Yazmak, kişinin kendine zarar vereceğini bildiği duygu ve düşüncelerden kurtulmanın en faydalı yoludur belki de. Kişi yazarken içindeki aptalca hareketler yapmasına sebebiyet verecek şeyleri kağıda veya baktığı ekrana akıtır.
Yazma eylemi sırasında kişi sinirliyse, karamsarsa veya üzülmüşse yazdıkça sakinleşir ;sakinleştikçe yazısındaki edebi kaygı artar ve güzel bir eser çıkarmaya çalışır. Kişinin güzel için çabalaması o anda sağduyusu kısıtlı olan kişiye farklı bakış açıları sağlar ve kişi daha mantıklı karar verebilecek seviyeye gelir. Aynısı heyecanlanılan veya telaşa kapılınan anlarda da geçerlidir. Tek fark burada kişi yazmayla gelen sakinlikle beraber yazı başına göz attığında "ne diyorum lan ben" diyip silkelenme ve karar alma sürecini sekteye ugratabilecek bu duygusal uçlardan kaçınma bilincine erişir.
İşin özü yazalım dostlar; yazmak kısa vadede kişiyi rahatlatırken, uzun vadede bir alışkanlık haline gelip karar alma sürecinizi mantık çerçevesine oturmanıza büyük fayda sağlar.

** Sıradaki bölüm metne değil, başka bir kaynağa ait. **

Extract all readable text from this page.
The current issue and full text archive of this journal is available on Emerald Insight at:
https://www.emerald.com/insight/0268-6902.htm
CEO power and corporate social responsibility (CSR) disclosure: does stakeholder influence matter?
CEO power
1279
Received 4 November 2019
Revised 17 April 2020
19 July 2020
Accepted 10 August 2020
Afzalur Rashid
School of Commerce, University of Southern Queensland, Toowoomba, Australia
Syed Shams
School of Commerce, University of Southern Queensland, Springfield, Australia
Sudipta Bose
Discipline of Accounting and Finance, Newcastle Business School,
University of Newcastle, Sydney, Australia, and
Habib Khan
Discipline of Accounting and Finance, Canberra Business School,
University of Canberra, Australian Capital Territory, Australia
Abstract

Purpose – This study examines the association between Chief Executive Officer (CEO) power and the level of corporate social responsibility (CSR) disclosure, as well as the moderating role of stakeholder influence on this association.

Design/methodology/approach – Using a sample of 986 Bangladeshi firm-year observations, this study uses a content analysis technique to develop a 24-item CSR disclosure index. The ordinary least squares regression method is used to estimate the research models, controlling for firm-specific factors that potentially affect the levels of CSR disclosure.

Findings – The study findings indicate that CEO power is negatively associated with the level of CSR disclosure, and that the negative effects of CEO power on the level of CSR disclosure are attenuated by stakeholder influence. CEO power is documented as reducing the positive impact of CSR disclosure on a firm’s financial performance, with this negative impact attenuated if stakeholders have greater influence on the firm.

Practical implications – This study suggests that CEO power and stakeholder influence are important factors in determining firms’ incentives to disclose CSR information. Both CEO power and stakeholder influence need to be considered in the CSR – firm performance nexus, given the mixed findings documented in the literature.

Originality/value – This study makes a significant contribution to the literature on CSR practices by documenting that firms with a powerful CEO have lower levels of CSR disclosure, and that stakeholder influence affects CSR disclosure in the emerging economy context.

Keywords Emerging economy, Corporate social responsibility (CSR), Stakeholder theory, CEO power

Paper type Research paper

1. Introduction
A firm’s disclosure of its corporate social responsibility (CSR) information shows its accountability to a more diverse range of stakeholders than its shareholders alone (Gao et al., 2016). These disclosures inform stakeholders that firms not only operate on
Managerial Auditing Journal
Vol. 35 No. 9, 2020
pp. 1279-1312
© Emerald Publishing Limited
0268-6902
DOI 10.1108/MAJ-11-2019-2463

"yazmak mutsuzluktur. mutlu insan yazmaz." demiş ilhan berk. doğru söylemiş. yalnız kaldığımda bazen şiir, bazen protest parçalar yazıyorum. belki bi' gün burada paylaşırım. insanların yorumu önemli çünkü. neyse, şu lys geçsin birde. t: içindeki kâğıda dökme sanatı.
ilham işidir. sözlük yazarlığı da bu işin bir parçası haliyle. elbet oturup bir kitap yazmak kadar olmasa da insan içinden gelmiyorsa yazmaz, yazamaz. çünkü elma başlığını açıp "kırmızı renkli bir meyve" demek bile isteksizken zulüm gibi gelir insana. haliyle zoraki olarak bunu yapmak yazma eyleminden daha da soğutur insanı.
o nedenle kimse kendini soğutacak kadar zorlamasın. yazarım, yazarsın, yazar, yazarız, yazarsınız, yazarlar. önemli olan yaptığından mutlu olmak. sen mutlu değilsen, çevren de mutlu olamaz.